Task 079: Implicit surface for ray-tracing

Your task is to implement a general implicit function as a new solid (ISolid) to our ray-tracer. The new solid will be defined using a function F - the formula is F(x,y,z) = 0.

Implicit flake (c) 1999 Andrei Sherstyuk

You have to implement a general algorithm for ray-surface intersection and prove its functionality by rendering some implicit surfaces, prefereably including some form of parametrization. There is no need to implement symbolic formula evaluation, you should concentrate on intersection calculations.

Ideas

Literature about ray-tracing of implicit surfaces:

Math: function roots can be found using some classical method, bisection, Newton iteration, Fibonacci search, etc. More efficient approaches will be rated by bonus points, but I recommend implementing some naive algorithm first (for debugging). Intersection point and normal vector accuracy is our priority (i.e. no artefacts on shape contours).

Technical details

Your solution will have two parts: you have to create a new class for implicit surface solid and you must use the new surface in at least one ray-tracing scene (C# definition function or CS-script).

1. New solid

The new class must implement an interface ISolid. You have to implement two functions: Intersect() and CompleteIntersection() (see C# ray-tracing page for details).
Recommended procedure is to create a new class as an descendant of DefaultSceneNode. See the class Sphere for inspiration. Your class declaration could look like:
public class ImplicitSurface : DefaultSceneNode, ISolid { .. Do not forget to compute correct normal vertices (tangent vertices) in the second function CompleteIntersection().
Implicit surface parameters can be defined in a constructor, it is recommended to use function delegates (and lambda expressions) for this purpose.

2. 3D scene

Your new solid will be used in the scene definition (CustomScene or CS-script), you might want to modify light sources, materials, camera angle, ..
To make a new scene public, you must insert it in the list-box (see the InitializeScenes () function) or you can use a new .cs file with the CS-script code.

What to modify

You have to add your new classes (implicit surface, any support classes, ..) into the MonteCarloRT.cs file, scene definition is in the CustomScene.TestScene() function. If you will prepare more sample scenes, please create more scene-initializer functions and keep all of them accessible from the list-box (see the InitializeScenes() function). Scene-construction function is called with the string parameter Param: from the form.

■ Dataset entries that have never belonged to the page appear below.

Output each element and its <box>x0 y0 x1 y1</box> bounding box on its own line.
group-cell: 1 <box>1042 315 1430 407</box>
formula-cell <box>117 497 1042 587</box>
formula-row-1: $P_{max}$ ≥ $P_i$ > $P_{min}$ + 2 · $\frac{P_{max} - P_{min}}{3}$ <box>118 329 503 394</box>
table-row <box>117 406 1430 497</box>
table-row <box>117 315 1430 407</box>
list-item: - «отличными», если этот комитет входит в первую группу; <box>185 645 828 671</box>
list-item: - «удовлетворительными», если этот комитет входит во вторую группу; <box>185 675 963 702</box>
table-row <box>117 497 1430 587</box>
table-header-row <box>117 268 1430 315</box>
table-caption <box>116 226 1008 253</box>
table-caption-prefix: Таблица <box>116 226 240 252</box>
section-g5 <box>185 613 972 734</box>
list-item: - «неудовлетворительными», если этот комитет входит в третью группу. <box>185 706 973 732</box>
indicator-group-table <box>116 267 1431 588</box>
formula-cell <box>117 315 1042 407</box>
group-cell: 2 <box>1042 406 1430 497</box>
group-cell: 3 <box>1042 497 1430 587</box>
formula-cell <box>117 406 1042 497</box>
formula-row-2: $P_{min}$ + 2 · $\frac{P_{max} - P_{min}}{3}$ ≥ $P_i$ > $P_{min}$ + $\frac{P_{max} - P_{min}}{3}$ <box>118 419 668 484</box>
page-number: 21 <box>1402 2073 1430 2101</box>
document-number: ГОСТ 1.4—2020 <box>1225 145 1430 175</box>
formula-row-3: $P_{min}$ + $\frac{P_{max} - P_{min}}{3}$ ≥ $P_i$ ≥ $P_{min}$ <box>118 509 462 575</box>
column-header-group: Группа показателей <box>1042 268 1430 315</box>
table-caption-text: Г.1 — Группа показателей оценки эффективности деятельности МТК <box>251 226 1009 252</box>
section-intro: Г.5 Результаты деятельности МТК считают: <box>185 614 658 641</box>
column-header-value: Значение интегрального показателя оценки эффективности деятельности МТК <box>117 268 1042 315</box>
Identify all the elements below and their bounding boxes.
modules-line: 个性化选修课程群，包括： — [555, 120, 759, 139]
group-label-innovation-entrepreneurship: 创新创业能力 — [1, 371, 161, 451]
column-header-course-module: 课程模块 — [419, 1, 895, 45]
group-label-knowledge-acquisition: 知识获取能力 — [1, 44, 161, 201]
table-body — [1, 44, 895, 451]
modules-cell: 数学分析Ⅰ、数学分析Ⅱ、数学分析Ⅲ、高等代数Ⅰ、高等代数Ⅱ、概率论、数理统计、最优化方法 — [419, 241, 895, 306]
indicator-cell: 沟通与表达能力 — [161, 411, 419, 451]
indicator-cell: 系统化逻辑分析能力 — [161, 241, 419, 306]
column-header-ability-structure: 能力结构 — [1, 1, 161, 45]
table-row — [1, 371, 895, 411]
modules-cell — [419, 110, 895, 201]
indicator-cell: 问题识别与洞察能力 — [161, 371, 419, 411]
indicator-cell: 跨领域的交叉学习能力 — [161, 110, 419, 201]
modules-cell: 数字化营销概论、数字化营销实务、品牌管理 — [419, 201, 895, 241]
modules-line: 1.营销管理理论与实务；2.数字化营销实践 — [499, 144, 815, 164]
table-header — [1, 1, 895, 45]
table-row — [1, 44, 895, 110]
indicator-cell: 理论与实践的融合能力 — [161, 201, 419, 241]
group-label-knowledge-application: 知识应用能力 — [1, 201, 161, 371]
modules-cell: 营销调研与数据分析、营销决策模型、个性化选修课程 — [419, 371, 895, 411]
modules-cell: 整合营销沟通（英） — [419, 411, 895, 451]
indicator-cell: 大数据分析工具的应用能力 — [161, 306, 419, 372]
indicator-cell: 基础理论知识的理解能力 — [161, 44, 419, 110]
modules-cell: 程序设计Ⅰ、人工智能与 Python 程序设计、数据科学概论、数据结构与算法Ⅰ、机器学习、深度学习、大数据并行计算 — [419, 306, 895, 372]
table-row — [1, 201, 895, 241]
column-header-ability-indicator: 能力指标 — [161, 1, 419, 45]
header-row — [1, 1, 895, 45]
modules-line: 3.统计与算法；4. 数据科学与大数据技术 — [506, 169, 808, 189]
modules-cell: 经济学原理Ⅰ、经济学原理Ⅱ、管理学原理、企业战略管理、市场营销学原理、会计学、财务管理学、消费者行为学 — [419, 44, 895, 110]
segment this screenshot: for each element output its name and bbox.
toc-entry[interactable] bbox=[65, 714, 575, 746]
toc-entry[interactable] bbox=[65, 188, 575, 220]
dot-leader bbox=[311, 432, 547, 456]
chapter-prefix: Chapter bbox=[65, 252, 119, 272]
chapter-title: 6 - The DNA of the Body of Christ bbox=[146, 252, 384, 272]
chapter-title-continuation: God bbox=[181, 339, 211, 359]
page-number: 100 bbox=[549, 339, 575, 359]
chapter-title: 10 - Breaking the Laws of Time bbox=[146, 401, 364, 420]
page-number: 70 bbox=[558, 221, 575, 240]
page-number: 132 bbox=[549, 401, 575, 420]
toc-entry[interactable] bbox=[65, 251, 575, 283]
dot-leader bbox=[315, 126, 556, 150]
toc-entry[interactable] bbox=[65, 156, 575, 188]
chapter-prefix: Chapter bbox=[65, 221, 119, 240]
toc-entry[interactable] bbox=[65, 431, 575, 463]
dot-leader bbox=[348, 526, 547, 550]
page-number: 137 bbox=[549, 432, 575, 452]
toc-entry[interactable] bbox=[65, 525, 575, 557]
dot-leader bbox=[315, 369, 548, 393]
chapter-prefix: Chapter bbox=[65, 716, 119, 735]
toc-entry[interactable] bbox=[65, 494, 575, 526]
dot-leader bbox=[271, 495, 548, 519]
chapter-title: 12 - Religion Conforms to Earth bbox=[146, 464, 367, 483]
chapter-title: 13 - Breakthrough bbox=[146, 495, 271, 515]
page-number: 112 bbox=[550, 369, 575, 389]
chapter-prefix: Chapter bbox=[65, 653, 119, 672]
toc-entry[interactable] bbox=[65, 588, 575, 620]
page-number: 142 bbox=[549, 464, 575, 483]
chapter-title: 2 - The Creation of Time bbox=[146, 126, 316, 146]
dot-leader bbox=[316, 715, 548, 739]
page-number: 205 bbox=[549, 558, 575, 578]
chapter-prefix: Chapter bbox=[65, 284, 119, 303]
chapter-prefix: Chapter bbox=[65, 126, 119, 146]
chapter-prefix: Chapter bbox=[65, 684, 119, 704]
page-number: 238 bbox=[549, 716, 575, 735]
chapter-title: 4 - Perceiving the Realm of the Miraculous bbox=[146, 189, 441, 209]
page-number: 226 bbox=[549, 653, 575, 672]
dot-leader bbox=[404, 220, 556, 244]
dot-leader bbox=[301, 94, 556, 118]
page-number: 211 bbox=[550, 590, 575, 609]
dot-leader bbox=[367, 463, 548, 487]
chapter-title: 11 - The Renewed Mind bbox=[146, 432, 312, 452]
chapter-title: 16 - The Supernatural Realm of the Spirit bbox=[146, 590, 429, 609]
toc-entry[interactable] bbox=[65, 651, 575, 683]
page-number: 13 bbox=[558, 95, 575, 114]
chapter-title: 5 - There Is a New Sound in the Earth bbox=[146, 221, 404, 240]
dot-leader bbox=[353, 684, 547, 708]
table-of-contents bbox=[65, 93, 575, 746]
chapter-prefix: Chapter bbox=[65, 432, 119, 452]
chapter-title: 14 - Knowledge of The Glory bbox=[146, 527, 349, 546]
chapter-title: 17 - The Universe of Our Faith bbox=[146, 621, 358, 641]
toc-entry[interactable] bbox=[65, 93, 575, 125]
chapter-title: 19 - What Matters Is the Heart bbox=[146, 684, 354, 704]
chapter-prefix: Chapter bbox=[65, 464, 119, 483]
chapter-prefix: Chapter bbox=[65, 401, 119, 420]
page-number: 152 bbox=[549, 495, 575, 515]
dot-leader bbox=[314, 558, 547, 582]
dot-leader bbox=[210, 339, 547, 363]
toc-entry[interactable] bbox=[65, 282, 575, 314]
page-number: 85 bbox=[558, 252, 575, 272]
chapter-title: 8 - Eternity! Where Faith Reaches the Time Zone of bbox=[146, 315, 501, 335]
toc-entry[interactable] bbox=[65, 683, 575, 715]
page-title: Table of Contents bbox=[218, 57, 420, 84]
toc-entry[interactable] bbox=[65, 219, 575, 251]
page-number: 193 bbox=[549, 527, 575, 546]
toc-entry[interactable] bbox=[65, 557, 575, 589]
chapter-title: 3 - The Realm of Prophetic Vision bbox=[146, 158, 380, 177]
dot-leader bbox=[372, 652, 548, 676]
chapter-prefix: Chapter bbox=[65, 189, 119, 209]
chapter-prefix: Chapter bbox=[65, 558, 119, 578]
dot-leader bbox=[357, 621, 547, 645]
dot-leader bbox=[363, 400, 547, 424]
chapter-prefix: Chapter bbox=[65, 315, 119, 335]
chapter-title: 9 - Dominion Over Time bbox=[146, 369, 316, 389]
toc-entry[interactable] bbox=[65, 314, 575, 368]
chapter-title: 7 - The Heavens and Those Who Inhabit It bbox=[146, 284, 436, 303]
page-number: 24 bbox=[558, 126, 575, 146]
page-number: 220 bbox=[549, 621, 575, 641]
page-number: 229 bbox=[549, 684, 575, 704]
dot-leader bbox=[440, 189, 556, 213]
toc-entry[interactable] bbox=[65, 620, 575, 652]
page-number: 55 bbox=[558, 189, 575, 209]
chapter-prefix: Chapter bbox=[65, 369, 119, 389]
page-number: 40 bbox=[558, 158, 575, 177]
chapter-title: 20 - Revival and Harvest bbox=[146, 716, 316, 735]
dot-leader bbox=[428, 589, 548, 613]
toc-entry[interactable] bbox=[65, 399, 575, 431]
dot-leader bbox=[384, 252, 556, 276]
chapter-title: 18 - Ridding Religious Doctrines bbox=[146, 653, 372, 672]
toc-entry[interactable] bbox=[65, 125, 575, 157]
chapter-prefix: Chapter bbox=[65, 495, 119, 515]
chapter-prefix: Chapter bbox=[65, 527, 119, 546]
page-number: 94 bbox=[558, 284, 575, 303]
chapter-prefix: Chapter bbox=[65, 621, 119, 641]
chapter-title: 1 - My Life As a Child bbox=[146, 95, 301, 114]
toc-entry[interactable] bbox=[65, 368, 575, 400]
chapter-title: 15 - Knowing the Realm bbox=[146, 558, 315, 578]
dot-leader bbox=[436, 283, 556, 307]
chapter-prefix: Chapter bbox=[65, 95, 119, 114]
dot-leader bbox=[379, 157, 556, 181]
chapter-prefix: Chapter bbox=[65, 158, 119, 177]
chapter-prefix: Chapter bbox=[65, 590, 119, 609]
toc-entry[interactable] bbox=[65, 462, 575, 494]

If you want to define your scene using CS-script, you have to use the 048rtmontecarlo-script project instead, your scene-definition script will be in a separate .cs file (see the data/rtscenes/ for inspiration and scripting instructions). Scripts have access to the text paramter Param: as well.

What to hand in

You must send the modified file MonteCarloRT.cs. You can include a couple of nice pictures.

In case you will be using 048rtmontecarlo-script project, you must include your scene definition[s] in separate file[s]. Script format: see the data/rtscenes/ directory in the repository.

Deadline

Hand in the assignment before: 10. 6. 2018

Points

Basis: 25 points (at least one nontrivial implicit surface, intersections and normals must be ok),
Bonus points: for more interesting surfaces, efficient computation, etc.

Project

Visual Studio project: 048rtmontecarlo or 048rtmontecarlo-script

Source file

Modify and hand in the source file: MonteCarloRT.cs
Edit your name in the InitializeScenes() function!
Don't forget the .cs script if you are defining your scene using CS-script.